A new report from the CDC shows that the United States is continuing to see a rise in maternal death rates with Black women still three times as likely to die in childbirth than white women.
According to CNN, maternal death rates rose from 658 in 2018 to 754 in 2019 and 861 in 2020.
Maternal death rates rose from 17 deaths per every 100,000 live births in 2018 to 20 deaths per 100,000 live births in 2019 and nearly 24 per 100,000 in 2020.
A maternal death is defined by the World Health Organization as, “the death of a woman while pregnant or within 42 days of termination of pregnancy, irrespective of the duration and the site of the pregnancy, from any cause related to or aggravated by the pregnancy or its management, but not from accidental or incidental causes.”
In 2020, the maternal mortality rate for non-Hispanic Black women was 55.3 deaths per 100,000 live births, 2.9 times the rate for non-Hispanic white women, according to the report.
The rates consistently increased with age with Black women over 40 being 7.8 times more likely to die during childbirth than white women.
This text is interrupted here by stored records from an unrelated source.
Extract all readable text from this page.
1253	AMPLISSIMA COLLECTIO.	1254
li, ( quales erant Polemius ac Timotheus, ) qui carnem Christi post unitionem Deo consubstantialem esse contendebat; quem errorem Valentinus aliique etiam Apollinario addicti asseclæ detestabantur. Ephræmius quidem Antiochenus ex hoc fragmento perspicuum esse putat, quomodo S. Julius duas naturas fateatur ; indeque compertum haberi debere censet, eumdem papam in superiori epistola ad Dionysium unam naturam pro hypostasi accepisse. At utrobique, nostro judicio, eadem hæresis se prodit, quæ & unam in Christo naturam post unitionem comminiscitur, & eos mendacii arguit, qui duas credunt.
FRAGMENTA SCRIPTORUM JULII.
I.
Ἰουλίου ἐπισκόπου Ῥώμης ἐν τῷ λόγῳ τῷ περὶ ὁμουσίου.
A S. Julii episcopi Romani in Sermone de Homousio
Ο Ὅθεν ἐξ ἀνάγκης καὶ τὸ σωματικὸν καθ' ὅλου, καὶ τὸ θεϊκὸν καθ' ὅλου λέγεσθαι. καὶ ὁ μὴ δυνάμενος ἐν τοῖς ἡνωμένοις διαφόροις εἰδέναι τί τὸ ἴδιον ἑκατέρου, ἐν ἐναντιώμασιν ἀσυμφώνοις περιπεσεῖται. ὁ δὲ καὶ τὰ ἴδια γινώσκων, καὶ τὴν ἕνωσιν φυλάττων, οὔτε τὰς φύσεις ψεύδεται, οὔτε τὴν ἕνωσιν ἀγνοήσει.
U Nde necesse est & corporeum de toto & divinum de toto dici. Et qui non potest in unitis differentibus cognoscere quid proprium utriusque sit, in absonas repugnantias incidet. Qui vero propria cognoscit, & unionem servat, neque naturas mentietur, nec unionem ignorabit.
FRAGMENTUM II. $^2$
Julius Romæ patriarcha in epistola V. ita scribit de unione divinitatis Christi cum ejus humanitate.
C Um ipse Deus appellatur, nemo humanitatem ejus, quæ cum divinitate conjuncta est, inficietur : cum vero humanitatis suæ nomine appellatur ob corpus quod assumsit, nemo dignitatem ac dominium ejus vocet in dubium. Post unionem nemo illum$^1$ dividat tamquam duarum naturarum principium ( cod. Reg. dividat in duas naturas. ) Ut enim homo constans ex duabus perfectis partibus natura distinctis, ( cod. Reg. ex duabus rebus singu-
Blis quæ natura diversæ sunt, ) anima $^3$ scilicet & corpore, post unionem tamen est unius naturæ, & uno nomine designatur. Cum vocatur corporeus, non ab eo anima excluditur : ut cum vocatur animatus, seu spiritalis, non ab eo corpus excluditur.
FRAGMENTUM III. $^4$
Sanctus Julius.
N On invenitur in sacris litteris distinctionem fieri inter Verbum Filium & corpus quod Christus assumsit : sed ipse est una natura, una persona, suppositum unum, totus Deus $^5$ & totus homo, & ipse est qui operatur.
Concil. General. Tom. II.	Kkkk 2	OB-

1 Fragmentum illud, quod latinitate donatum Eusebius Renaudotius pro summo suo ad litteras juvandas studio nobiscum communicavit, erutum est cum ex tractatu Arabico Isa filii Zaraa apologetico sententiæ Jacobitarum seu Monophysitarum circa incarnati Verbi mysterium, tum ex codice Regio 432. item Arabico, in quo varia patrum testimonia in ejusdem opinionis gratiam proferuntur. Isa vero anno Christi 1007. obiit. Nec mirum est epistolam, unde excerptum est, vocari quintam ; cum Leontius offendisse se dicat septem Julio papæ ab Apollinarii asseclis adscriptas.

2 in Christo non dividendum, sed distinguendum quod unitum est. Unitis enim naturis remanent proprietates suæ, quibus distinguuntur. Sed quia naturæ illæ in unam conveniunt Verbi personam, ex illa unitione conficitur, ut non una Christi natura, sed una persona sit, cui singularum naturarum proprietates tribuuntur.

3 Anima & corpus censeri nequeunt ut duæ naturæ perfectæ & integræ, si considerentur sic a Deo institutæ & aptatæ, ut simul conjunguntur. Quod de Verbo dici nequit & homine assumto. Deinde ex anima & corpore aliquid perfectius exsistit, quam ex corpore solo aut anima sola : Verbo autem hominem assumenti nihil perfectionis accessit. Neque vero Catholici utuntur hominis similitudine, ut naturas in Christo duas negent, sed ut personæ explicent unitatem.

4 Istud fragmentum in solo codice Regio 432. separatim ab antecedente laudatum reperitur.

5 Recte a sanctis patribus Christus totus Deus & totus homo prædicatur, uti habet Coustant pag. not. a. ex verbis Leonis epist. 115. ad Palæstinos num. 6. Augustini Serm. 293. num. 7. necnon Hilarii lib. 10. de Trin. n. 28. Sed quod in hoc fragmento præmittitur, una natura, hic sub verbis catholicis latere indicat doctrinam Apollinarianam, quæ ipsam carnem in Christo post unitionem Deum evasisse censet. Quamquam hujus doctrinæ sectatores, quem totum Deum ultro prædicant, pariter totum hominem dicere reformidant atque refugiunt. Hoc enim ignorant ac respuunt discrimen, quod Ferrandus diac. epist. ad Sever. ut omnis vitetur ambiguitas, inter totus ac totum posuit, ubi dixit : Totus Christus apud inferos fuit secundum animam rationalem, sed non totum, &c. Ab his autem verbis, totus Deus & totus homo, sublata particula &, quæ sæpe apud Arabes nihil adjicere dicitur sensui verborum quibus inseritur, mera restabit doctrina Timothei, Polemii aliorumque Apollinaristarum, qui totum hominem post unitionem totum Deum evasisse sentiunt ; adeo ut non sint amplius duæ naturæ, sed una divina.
The information in the report was sourced from the National Vital Statistics System mortality file.
As previously reported by theGrio’s April Ryan, President Joe Biden issued a proclamation making the middle week of April—Black Maternal Health Week.
The week was the result of work by Vice President Kamala Harris and former UN Ambassador Susan Rice.
“Doctors are trained to treat a problem,” film producer Tonya Lewis Lee told theGrio. “Pregnancy is not a problem. It’s not an illness. It is an existing. So midwives and doulas have an ability to really say, ‘what’s going on with you? What do you want? How is this going to work for you?’ Whereas the doctor’s like, oh, there’s a problem, we’ve got to fix it. And they’re waiting for a problem. And sometimes when you wait for a problem, you can create a problem.”
The Biden Administration committed last year to a five-point program to support maternity care including investing $200 million to: implement implicit bias training; create State pregnancy medical home programs; bolster Maternal Mortality Review Committees; expand the Rural Maternity and Obstetrics Management Strategies, and help cities place early childhood development experts in pediatrician offices with a high percentage of Medicaid and CHIP patients, theGrio previously reported.